В одной из немецких народных песенок XVI века, сообщенных Янсеном (Janssen), говорится, что «разбой дворянства нестерпим», что дворяне считают воровство «почетным занятием» и что доходит до того, что разбою обучаются так же, как «обучают грамоте людей». Вернер Ролесвинк (Wemer Roleswinck) дает нам несколько подробностей относительно того, как воровали молодые дворяне в Вестфалии (1487).
Когда они отправлялись в деревню, то пели на простонародном наречии их страны: «Будем разорять и грабить без пощады! Лучшие люди страны умеют хорошо это делать».
Те же нравы в менее вопиющих, но более коварных формах приписывают, как и подобает, легистам; здесь чувствуется разница между грабительством городским и сельским. Во всех планах германской реформы XV века говорится о «разбое дворянства». Хроникер той же эпохи говорит, что благодаря рыцарям-грабителям дороги не безопасны.
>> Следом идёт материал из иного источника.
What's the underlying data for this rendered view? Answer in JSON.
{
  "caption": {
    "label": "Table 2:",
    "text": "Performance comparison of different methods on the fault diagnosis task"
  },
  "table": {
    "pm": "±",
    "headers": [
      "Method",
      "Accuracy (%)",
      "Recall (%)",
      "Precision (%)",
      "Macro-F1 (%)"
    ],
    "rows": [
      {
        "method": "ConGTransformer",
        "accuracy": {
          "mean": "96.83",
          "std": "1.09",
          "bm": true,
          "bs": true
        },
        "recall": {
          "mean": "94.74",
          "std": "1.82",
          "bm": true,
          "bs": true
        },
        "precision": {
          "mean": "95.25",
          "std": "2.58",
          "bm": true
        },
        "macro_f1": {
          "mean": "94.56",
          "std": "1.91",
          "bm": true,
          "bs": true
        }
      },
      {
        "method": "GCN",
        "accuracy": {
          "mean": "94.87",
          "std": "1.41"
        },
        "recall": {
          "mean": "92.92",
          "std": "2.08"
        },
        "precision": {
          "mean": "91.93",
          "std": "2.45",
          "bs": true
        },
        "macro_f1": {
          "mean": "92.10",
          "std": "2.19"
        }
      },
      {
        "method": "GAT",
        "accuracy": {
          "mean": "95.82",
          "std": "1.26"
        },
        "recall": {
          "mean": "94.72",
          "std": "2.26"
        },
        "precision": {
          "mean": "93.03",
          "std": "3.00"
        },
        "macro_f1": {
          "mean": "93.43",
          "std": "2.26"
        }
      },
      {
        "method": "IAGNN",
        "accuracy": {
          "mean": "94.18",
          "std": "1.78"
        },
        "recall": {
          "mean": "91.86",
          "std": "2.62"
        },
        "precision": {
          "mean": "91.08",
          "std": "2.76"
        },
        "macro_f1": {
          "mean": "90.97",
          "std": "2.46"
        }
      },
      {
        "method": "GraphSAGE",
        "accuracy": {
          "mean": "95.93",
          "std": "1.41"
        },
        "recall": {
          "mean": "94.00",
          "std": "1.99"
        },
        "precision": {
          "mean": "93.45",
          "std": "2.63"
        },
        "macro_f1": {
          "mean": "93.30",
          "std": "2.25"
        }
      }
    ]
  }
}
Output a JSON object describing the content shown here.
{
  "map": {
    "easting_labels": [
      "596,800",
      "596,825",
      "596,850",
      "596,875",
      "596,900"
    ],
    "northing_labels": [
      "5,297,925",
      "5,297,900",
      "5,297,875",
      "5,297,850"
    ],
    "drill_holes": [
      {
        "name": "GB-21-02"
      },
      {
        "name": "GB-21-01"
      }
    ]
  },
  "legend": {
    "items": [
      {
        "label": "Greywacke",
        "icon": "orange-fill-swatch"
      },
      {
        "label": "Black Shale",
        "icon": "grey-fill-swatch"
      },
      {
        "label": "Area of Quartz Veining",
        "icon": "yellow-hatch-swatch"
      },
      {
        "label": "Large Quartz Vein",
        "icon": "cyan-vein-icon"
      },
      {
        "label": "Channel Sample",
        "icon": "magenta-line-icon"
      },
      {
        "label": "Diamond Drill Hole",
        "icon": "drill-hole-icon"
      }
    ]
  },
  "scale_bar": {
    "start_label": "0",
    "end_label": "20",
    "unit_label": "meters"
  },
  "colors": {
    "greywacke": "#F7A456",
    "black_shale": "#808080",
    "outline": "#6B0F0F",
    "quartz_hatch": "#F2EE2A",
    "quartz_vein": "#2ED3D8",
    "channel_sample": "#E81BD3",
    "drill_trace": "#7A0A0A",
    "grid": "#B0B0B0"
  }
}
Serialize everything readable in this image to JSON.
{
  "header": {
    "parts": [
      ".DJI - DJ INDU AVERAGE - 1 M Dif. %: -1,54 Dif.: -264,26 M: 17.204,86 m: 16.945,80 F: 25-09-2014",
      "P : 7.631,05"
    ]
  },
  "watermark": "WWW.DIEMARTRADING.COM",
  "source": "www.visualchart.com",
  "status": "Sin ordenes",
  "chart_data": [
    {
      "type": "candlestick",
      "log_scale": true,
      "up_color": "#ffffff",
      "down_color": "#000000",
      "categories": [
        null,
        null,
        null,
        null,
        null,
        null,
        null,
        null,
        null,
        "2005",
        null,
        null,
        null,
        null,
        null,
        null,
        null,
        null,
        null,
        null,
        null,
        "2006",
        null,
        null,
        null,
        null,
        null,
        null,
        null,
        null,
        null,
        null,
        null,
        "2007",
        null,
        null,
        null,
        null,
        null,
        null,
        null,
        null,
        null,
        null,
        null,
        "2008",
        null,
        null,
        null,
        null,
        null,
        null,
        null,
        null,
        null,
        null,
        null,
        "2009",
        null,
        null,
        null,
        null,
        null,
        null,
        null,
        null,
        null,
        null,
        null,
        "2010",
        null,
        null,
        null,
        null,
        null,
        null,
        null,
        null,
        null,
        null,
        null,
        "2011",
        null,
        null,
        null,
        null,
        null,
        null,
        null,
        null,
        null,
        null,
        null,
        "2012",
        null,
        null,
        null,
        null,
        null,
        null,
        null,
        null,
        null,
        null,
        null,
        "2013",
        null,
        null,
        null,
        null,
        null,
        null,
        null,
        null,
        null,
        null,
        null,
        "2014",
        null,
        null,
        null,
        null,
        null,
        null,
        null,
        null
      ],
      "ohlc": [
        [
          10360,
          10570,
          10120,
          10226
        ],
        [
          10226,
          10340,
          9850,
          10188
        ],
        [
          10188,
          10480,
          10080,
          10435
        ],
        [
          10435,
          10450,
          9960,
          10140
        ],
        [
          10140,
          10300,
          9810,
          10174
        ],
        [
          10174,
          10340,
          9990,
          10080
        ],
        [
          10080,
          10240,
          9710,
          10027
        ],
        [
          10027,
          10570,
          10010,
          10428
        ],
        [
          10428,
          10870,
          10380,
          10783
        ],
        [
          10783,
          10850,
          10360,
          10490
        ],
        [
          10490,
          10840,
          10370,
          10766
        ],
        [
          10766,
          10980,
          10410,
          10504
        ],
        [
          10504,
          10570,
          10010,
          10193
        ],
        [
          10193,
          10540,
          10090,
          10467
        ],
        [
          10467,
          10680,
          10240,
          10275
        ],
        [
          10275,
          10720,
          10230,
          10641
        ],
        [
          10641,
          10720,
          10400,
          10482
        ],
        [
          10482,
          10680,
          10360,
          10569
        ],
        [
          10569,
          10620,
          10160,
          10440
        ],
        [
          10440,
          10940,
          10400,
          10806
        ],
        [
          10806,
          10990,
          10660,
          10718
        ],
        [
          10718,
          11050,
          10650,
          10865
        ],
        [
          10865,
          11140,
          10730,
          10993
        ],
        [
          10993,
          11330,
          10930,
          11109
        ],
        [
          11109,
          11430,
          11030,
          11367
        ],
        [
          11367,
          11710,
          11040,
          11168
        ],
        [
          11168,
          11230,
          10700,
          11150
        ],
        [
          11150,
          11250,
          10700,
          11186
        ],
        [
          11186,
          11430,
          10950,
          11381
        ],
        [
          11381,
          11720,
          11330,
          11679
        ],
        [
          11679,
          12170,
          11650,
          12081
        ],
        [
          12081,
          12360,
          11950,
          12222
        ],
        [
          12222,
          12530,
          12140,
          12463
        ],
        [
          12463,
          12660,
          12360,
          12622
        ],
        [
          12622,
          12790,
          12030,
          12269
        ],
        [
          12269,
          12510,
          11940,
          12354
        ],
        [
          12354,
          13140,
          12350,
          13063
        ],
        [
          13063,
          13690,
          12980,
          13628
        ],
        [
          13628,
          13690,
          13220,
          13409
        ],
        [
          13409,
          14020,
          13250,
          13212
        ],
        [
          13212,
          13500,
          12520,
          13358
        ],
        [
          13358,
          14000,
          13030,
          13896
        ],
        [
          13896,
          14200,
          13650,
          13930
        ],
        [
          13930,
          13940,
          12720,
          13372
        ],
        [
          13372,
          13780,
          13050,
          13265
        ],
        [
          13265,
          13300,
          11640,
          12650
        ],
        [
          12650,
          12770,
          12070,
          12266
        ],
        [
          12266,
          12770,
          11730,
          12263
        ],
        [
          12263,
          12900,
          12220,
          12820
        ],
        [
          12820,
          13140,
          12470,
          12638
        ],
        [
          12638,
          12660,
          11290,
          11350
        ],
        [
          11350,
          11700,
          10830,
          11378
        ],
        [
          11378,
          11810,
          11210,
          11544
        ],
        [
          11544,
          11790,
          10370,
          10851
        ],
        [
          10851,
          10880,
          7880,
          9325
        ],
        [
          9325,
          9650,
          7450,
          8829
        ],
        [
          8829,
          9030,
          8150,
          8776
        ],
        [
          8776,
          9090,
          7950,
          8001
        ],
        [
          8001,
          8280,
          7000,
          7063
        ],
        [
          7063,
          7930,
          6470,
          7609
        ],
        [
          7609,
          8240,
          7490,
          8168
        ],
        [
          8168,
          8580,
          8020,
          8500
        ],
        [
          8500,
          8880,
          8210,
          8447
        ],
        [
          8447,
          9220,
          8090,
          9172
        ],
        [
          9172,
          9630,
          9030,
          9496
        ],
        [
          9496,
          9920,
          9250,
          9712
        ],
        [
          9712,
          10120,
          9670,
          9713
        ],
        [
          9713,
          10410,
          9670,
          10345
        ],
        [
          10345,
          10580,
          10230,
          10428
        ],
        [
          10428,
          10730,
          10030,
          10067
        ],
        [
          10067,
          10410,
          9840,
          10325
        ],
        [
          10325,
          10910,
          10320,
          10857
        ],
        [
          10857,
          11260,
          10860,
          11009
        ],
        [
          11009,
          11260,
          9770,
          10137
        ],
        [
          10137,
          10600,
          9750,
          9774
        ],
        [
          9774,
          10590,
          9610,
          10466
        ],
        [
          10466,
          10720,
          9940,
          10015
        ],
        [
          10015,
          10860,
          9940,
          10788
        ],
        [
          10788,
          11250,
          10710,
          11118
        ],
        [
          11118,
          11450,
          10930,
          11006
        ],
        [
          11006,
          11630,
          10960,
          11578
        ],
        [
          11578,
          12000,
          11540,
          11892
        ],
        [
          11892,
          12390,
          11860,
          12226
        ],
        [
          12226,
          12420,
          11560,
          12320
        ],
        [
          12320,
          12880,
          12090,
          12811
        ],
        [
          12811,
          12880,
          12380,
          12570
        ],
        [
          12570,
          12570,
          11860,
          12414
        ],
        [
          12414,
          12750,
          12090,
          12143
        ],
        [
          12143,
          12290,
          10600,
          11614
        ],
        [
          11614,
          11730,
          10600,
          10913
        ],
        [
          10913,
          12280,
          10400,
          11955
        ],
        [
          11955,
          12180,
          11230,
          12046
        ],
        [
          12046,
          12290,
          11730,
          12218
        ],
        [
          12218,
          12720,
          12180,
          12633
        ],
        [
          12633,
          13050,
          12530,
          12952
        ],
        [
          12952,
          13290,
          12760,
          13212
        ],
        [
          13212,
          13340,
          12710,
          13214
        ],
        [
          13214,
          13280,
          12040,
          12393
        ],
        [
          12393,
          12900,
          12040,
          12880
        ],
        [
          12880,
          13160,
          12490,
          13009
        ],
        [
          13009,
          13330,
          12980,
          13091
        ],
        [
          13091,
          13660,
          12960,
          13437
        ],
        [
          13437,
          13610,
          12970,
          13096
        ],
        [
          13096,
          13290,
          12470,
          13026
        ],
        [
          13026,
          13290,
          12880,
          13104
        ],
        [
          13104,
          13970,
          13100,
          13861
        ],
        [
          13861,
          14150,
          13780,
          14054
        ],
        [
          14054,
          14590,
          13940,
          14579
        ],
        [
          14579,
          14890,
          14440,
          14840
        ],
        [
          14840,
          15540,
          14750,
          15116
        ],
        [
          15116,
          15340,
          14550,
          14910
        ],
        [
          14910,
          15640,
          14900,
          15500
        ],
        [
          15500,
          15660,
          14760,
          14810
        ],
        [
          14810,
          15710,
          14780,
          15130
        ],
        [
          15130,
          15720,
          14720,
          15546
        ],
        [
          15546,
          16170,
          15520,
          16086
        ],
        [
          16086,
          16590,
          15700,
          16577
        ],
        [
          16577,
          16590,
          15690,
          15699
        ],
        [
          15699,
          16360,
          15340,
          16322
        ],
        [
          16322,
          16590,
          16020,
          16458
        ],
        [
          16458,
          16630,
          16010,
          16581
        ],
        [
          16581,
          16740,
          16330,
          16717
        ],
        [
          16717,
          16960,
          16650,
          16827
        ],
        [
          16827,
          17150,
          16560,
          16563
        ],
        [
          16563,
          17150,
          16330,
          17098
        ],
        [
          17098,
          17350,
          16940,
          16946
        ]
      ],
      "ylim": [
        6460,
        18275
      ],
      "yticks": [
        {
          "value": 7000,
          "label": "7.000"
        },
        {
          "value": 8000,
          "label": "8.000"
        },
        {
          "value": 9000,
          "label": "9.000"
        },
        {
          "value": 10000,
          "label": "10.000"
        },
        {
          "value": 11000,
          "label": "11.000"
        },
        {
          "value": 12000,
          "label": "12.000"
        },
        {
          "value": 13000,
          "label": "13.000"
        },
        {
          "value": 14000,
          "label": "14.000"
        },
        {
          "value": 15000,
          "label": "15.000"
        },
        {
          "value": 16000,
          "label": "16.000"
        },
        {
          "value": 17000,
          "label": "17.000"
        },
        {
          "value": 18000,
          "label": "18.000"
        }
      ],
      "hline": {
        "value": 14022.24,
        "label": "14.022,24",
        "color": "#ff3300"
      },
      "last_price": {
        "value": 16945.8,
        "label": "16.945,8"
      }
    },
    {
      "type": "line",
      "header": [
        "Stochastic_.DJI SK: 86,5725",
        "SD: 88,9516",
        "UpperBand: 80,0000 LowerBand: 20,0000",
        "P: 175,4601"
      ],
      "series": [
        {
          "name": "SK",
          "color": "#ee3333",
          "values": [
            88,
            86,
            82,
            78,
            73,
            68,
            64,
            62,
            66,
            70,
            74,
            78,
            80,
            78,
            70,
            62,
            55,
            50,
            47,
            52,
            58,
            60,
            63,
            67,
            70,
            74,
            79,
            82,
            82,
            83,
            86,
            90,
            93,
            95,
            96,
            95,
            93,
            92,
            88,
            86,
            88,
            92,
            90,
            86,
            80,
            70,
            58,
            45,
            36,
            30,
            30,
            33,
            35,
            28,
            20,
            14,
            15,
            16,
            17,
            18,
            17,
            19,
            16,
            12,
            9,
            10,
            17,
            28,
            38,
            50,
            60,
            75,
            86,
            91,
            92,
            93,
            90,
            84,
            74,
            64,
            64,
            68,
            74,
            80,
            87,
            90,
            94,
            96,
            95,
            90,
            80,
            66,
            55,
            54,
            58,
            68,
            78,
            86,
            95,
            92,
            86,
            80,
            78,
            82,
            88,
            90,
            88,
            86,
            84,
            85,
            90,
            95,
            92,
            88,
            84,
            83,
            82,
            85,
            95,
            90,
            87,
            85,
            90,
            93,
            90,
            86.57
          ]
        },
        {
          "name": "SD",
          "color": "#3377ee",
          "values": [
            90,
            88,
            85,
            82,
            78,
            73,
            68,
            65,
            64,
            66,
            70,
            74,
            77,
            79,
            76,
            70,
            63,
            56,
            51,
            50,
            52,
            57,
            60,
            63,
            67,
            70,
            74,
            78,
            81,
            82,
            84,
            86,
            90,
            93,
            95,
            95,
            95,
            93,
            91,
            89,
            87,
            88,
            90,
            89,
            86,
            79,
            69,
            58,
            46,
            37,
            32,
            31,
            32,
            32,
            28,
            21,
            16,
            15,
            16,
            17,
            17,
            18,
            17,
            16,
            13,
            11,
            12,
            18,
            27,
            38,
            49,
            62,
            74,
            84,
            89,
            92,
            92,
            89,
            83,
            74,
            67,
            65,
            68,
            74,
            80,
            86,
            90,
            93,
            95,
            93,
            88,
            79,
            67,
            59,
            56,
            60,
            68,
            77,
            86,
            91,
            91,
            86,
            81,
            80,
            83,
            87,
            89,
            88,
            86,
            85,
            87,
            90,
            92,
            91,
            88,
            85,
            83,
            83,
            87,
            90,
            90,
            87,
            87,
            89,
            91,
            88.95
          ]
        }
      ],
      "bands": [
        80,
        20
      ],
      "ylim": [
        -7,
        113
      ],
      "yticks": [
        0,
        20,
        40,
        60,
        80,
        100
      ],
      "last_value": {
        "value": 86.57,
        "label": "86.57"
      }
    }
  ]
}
Гетц фон Берлихинген и Франк фон Зикинген – блестящие воплощения аристократического грабительства XV века.
В Италии наблюдается тоже нечто подобное: помещики грабят и требуют выкупа с путешественников, купцов и судохозяев. Франция в этом отношении имеет некоторые преимущества; наше дворянство и особенно наши короли, кроме исключений, особенно размножавшихся благодаря влиянию Италии в XVI веке, отличаются среди остальных замечательной кротостью и великодушием. Правда, наши короли не брезговали произвольной конфискацией имуществ, и наши дворяне даже в XVII веке, если судить по многочисленным литературным примерам того времени, имели очень растяжимые понятия о деликатности.
В Bourgeois gentilhomme Дорант (Dorante), представляющий собой тип элегантного кавалера, модного щеголя, совершает настоящее злоупотребление доверием в ущерб Журдену; он обязывается от имени последнего снести Доримене драгоценный бриллиант (довольно странное, впрочем, поручение) и дает ей его от своего имени.
Вот маленькая проделка, которая в то время не казалась предосудительной для придворного. И однако же, известно, каким хорошим царедворцем был Мольер. В мемуарах Рошфора есть черта, доказывающая, что важные сеньоры времен Франции делали забаву не из убийства только, но и из воровства. Однажды, рассказывает он, был он в веселой компании, «предложили пойти грабить на Pont Neuf: это развлечение ввел тогда в моду герцог Орлеанский». Рошфор говорит, однако, что он лично чувствовал к нему некоторое отвращение, тем не менее, он наблюдал за ходом дела, забравшись на бронзового коня. Остальные принялись хватать прохожих и забрали 4 или 5 штук плащей. «Но один из ограбленных на нас донес, явилась полиция, и все наши разбежались».
И подумать только, что последние потомки этих феодальных карманников стали теперь чистейшими представителями чести и гордости Франции! Могло ли бы это случиться, если бы наследственность была главным «фактором» в деле нравственности? Кроме того, всюду в Европе существовало право казны на пользование наследством иностранца, что было уже настоящим правом грабежа в пользу сеньоров и в ущерб потерпевшим кораблекрушение у их берегов. Это распространение сверху в нижние слои общества одинаково присуще как городской, так и сельской преступности. Когда в такой стране как Сицилия мы видим процветание сельского грабительства, причем представители его постоянно вербуются из низших земледельческих классов, мы можем быть уверены, что в минувшую эпоху высшие земледельческие классы, которые теперь ограничиваются лишь покровительством этому дерзкому грабительству, занимались им когда-то сами.
Точно так же, когда шайка взбунтовавшихся злодеев терроризирует столицу и держит в страхе правительство, то нужно вспомнить, что в свое время государственные люди не стыдились пускать в ход резню и вымогательство, против которых они теперь принимают меры репрессий.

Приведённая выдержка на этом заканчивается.